Entonces llamó el nombre de Jehová que con ella hablaba: “Tú eres Dios que ve porque dijo: “¿No he visto también aquí al que me ve? Por lo cual llamó al pozo: Pozo del Viviente-que-me-ve. Génesis 16:13, 14
Agar, la sierva egipcia de Sarai, echa un rápido vistazo hacia donde se extienden las últimas tiendas de Abram, más allá de los campos de encinas. El desierto gris la recibe. Allí el viento gime, y el cielo parece juntarse con la tierra en un nubarrón sombrío y pegajoso. Pero Agar ya está decidida: el desierto es su única alternativa.
Aprovechando el sopor de la siesta, la esclava egipcia atraviesa presurosa la enramada de encinas. Va sollozando, dando tumbos entre las raíces que emergen de la tierra, hasta llegar al término del campamento donde las últimas tiendas parecen huesos blanquecinos. Su desamparo se torna infinito, como el horizonte que se presenta delante de ella hasta donde su vista logra alcanzar: imponente, desconocido y peligroso.
La envuelve un vaho sofocante proveniente del desierto, y la esclava se estremece. Agar sabe que su arrogancia frente a su ama ha acarreado su desgracia; y sabe que morirá desterrada en aquel arenal, donde el sol, sobre su cabeza, es una hoguera cruel. Las penurias del desierto son más devastadoras que la sumisión. Agar avanza hacia aquel tenebroso confín donde, en alguna parte, queda su Egipto natal.
Cuando por fin sus ojos advierten las primeras palmeras y divisan las oscuras aguas del manantial que está en el camino de Shur, su vigor casi se ha extinguido. Apenas puede llegar hasta la fuente y beber unas cuantas gotas de agua. Su vida parece haber llegado a su final, y allí se sienta a esperar la muerte. Pero Dios no se ha olvidado de la sierva egipcia de Sarai. Aunque Agar tiene una lección de humildad que aprender, los ojos de amor del Redentor del mundo velan por ella.
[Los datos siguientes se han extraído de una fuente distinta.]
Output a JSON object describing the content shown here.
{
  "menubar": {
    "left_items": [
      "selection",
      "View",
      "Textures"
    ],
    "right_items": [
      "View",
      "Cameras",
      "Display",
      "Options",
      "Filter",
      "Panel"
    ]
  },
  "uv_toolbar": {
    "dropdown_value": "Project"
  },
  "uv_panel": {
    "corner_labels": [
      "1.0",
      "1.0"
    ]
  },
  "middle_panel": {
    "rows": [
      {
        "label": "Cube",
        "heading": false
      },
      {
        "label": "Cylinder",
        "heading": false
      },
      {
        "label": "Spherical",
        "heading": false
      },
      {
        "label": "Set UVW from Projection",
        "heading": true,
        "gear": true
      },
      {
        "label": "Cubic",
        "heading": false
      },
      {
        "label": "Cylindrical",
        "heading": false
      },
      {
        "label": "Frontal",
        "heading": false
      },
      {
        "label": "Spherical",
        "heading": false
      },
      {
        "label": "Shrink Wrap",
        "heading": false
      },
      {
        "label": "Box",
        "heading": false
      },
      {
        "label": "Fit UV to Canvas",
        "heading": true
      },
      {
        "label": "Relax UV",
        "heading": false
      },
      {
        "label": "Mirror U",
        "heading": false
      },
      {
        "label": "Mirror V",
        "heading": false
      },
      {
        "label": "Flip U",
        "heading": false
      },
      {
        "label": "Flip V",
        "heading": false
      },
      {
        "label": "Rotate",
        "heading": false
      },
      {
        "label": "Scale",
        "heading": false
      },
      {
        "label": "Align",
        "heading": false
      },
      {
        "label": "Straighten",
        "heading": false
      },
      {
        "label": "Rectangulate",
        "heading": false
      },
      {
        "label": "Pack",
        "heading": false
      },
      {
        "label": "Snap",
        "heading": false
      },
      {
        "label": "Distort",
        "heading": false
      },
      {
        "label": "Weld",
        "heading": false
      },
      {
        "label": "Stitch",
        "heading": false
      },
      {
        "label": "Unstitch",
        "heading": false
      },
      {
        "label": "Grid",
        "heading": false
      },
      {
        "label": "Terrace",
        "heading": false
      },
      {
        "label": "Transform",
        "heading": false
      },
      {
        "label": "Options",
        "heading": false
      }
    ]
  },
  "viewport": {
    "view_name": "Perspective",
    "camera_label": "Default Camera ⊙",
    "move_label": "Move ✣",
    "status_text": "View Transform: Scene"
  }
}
Es nuestro privilegio tener a Jesús a nuestro lado en todo tiempo y lugar. Sin embargo, debemos vaciar el alma de todo lo que pueda contaminarla o corromperla. Agar necesitaba revestirse de humildad, engalanarse con las prendas de la verdadera grandeza. Esta no proviene del orgullo propio, sino de nuestro respeto hacia los demás.